Autoportrait en allégorie de la peinture, 1638-1639

Arrivent les années 1970. Dans la foulée de mai 68 et de ses bouleversements sociaux et culturels, un bataillon d’historiennes (Michelle Perrot, Pauline Schmitt et Fabienne Bock) pose cette question polémique à leurs étudiant·es : « Les femmes ont-elles une histoire ? »
SPOILER ALERT : la réponse est oui.
C’est cette réponse qui leur permettra, avec plusieurs de leurs collègues, de fonder ce qu’on appellera tout simplement : l’histoire des femmes (qui deviendra l’histoire du genre - mais ça, c’est une autre histoire…)
Dans ce tourbillon intellectuel, Michelle Perrot défend ses cours universitaires naissants sur l’histoire des femmes, participe à des colloques, publie des articles. Mais son œuvre majeure, publiée en codirection avec George Duby***, est la monumentale Histoire des Femmes en Occident. Cette incroyable anthologie en 5 volumes (qui pèse son poids, au propre comme au figuré !), brillamment conduite et illustrée, retrace la place des femmes dans l’Histoire, prouvant ainsi que les femmes ont été, de l’Antiquité à nos jours, des actrices de l’Histoire. La direction de chaque volume a été assurée par… des historiennes : pas mal pour mettre en avant les chercheuses.

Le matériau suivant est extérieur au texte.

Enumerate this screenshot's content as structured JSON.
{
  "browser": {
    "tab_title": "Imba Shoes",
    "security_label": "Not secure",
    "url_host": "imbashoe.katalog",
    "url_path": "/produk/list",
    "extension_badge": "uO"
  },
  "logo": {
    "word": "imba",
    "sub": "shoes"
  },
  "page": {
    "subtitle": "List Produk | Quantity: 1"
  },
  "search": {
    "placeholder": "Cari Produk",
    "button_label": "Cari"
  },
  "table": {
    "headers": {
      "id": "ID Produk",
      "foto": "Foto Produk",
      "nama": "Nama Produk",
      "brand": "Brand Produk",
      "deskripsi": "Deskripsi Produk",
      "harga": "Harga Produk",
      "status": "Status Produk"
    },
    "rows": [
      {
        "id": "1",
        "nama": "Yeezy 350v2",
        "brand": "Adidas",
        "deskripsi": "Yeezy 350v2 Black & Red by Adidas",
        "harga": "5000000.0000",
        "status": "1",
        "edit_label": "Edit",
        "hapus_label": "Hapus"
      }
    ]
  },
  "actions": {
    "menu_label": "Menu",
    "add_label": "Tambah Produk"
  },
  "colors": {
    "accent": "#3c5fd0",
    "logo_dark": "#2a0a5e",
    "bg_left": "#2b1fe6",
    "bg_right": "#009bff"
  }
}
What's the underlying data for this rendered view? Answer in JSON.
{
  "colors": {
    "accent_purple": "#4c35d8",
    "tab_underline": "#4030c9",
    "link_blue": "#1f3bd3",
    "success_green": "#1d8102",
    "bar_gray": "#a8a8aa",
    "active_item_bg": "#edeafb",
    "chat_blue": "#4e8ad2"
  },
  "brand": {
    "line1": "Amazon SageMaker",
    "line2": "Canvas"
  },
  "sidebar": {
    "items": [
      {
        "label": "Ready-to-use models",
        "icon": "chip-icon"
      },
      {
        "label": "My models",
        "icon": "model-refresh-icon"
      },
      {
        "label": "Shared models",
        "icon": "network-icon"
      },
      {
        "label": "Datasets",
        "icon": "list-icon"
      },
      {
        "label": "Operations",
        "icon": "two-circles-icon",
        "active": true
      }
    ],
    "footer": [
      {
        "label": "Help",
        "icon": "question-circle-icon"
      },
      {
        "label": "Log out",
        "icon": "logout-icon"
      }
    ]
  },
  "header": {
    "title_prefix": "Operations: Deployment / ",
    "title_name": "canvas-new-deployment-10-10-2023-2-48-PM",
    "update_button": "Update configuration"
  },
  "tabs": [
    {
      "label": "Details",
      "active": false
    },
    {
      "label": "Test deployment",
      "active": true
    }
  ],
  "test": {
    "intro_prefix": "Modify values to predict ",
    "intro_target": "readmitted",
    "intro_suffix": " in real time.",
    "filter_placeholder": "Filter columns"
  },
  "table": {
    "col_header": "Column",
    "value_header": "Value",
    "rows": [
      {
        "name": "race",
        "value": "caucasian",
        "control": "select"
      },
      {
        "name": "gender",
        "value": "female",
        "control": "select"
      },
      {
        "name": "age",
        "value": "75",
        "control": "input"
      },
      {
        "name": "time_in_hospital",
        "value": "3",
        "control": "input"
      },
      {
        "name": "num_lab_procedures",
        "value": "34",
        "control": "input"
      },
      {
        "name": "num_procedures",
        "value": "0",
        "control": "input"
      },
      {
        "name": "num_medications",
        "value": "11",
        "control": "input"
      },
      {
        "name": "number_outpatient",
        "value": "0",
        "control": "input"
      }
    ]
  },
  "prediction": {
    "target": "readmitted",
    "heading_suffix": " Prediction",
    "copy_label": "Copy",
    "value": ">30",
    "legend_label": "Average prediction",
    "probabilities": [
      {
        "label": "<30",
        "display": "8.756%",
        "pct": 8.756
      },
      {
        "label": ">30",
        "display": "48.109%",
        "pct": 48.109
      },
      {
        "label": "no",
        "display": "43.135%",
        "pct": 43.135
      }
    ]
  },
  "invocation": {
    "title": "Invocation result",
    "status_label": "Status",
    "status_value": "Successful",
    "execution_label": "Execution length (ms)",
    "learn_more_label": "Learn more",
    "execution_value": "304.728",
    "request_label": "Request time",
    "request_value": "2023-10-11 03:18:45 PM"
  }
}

Depuis, Michelle Perrot a publié d’autres ouvrages. Mais je l’ai découverte par cette anthologie, et elle reste encore aujourd’hui une source d’inspiration.

En tant qu’apprentie historienne, le travail de Michelle Perrot m’a démontré que l’on peut être militant·e dans ses recherches tout en étant rigoureux·se et scientifiquement inattaquable. C’est une démarche qui me semble aussi très saine dans la manière dont tout un chacun aborde l’actualité et les questions socialement vives.
En tant que professeure, feuilleter l’Histoire des Femmes en Occident me donne le courage et l’envie de transmettre à mes élèves le parcours de toutes ces actrices de l’Histoire. C’est devenu un objectif de carrière ! Par ailleurs, il n’est pas anodin que Michelle Perrot ait préfacé mon Graal, La place des femmes dans l’histoire : Une histoire mixte, manuel proposant mise au point scientifique et documents adaptés aux élèves sur l’histoire des femmes. Si l’histoire des femmes perce au niveau universitaire, encore faut-il qu’on l’enseigne.
En tant que féministe, ma conscience a été consolidée et nourrie par l’Histoire des Femmes en Occident. J’ai pu trouver dans son introduction une première approche de l’intersectionnalité (et c’était précurseur en France dans les années 1990 !). Michelle Perrot y reconnaît la nécessité d’une histoire des femmes spécifique à chaque société, à chaque continent, ainsi que la prise en compte du prisme des concepts de « race » et de « classe » (pas étonnant quand on a commencé sa carrière en étudiant les ouvriers) dans l’approche de l’histoire des femmes. Ses analyses des rapports de domination entre les sexes et de la perception de la féminité et la virilité à travers l’Histoire (autrement dit, ce terrible concept de « genre ») ont été une véritable école pour disséquer les constructions sociales d’aujourd’hui. Michelle Perrot est une des premières à m’avoir donné les mots pour exprimer mes questionnements, mes gênes et mes colères.
Et puis, quel bonheur de découvrir toutes ces femmes, actrices chacune à leur façon ! Au fur et à mesure de mes lectures, j’avais l’impression que l’on m’enlevait un bandeau de mes yeux.
« C’était une libération, des retrouvailles avec les femmes et avec la femme en moi. »**
L’horizon des possibles était ouvert. Je crois sincèrement qu’un des rôles de l’Histoire est de fournir des modèles pour l’avenir : pas des images d’Epinal telles « mon bon roi Saint Louis », ou, à l’opposé, « notre héroïne Louise Michel » - Michelle Perrot se refusait aux deux. Il s’agit plutôt de présenter une diversité d’acteurs et d’actrices qui inspirent et questionnent notre place dans le monde.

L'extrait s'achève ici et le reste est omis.